Airmen mourn fallen uniforms

  • Published
  • By Airman 1st Class Jarrod Grammel
  • 23rd Wing Public Affairs
Battle dress uniforms, gone. Tan combat boots, gone. These new uniform changes, effective Nov. 1, have received strong responses from Airmen.

The BDUs became the standard uniform of the U.S. Air Force in the late '80s and was the first to utilize a camouflage pattern.

"There is a hole in my heart and when the wind blows, it goes right through that hole and burns, reminding me that they are no more," said Airman 1st Class Joshua Ricker, 23rd Equipment Maintenance Squadron aerospace propulsion apprentice.

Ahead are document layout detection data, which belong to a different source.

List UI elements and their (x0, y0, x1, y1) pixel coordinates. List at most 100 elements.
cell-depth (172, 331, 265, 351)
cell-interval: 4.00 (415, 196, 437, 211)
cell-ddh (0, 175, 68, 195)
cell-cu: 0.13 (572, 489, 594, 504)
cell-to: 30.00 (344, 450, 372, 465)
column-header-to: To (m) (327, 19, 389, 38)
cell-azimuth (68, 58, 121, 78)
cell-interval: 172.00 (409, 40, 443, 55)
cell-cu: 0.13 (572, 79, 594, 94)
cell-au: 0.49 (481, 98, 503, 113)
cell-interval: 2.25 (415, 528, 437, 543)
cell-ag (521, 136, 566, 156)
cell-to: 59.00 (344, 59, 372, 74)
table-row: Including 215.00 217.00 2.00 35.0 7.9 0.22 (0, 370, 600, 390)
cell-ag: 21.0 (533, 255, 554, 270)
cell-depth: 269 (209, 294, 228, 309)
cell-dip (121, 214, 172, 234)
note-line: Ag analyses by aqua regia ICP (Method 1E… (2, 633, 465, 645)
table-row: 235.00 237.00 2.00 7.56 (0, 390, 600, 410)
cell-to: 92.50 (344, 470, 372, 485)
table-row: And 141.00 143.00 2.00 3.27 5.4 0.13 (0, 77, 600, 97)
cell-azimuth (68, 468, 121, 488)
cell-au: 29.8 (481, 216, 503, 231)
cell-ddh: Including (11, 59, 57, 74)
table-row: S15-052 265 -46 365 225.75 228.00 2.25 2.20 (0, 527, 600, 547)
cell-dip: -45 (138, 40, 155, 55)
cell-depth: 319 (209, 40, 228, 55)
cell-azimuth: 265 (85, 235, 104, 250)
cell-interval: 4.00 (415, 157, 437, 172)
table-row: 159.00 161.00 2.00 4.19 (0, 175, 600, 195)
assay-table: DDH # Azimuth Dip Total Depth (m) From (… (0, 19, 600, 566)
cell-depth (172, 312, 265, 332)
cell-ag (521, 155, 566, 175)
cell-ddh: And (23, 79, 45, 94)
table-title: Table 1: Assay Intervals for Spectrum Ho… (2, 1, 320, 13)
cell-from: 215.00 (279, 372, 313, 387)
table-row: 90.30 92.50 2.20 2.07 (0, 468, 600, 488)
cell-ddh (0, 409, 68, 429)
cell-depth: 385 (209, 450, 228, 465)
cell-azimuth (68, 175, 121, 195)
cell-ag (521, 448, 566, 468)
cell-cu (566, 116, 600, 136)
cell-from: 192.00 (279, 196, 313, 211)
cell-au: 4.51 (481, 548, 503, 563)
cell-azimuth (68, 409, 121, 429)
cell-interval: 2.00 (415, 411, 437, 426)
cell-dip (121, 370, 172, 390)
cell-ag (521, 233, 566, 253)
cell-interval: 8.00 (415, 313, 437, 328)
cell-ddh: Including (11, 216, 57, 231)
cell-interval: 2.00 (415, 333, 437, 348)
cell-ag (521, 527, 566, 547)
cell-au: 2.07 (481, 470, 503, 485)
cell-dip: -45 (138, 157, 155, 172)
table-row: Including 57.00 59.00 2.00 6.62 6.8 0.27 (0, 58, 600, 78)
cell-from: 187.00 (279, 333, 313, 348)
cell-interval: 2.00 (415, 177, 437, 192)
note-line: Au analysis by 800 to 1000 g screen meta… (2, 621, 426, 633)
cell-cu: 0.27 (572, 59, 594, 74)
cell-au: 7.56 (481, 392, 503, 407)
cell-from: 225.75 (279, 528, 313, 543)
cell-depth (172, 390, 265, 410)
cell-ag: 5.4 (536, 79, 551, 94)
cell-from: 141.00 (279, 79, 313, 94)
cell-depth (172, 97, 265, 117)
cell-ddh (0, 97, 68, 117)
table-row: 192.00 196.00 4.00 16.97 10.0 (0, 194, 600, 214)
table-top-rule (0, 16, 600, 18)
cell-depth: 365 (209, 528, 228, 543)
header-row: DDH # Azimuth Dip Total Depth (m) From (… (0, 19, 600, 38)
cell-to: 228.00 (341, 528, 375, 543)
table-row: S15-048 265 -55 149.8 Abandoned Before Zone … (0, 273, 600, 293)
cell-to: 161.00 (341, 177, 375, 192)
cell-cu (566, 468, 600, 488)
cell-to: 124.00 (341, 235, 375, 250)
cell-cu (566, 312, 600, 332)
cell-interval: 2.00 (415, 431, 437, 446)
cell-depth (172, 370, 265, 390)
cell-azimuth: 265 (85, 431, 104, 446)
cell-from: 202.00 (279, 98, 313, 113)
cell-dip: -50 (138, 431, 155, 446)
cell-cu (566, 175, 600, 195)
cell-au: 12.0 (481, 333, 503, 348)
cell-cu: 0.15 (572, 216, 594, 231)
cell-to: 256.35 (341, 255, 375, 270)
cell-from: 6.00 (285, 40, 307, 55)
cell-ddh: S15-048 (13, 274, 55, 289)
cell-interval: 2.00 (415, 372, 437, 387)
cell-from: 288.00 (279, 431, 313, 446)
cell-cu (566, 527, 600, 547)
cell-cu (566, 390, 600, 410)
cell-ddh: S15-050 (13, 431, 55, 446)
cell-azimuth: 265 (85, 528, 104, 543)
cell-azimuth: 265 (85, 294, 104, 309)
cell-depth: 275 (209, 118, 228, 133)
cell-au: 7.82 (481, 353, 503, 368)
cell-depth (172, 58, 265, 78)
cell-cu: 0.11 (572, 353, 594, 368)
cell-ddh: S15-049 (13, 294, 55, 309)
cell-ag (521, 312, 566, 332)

While his reaction seems extreme, there are several practical reasons why this Airman is so upset.

"With the BDUs, I can wear a black shirt and you can hardly tell if I get grease on my uniform," Ricker said. "The ABUs are terrible for guys who work in maintenance. The sand shirts get grease all over them and turn gray. Also, my belt has black finger prints and smudges all over it from aircraft grease."

Another Airman fondly remembers maintaining BDUs while at the U.S. Air Force Academy.

"I remember having to stay up late to iron BDUs and shine boots while at the Academy," said 2nd Lt. Chelsea Hendel, 23rd Mission Support Group executive officer. "There were three people to a room and we would trade items, so one person was ironing and the other two were shining boots. I was usually the one ironing them.

"I will be really sad when they are gone," she added. "It will be a shock, and I think I'm going to be in denial. I plan on saving all my sets of BDUs and maybe putting them in a shadow box."

One NCO got his in Basic Military Training and will continue to wear them up to the very last day.

"I wear my BDUs everyday because they are 100 times more comfortable than the ABUs," said Staff Sgt. Kenneth Olmstead, 23rd EMS aerospace maintenance craftsman.

Unlike Olmstead, who was issued his BDUs, Ricker bought his because he wanted to be part of a tradition before it's phased out.

"There is a lot of heritage behind the BDUs," Ricker said. "My parents wore them, and I wanted to be a part of that tradition. When new Airmen get here who have never seen BDUs, I will be able to tell them 'I remember shining my boots and starching my BDUs.'"

While many Airmen are upset about the new changes, others greet them with enthusiasm.

"Personally, I like the ABUs," said Senior Airman Johnny Liu, 23rd Force Support Squadron assistant storeroom manager. "They are way easier to maintain, and are warmer in the winter."

The new changes bring an end to a uniform era with decades of history.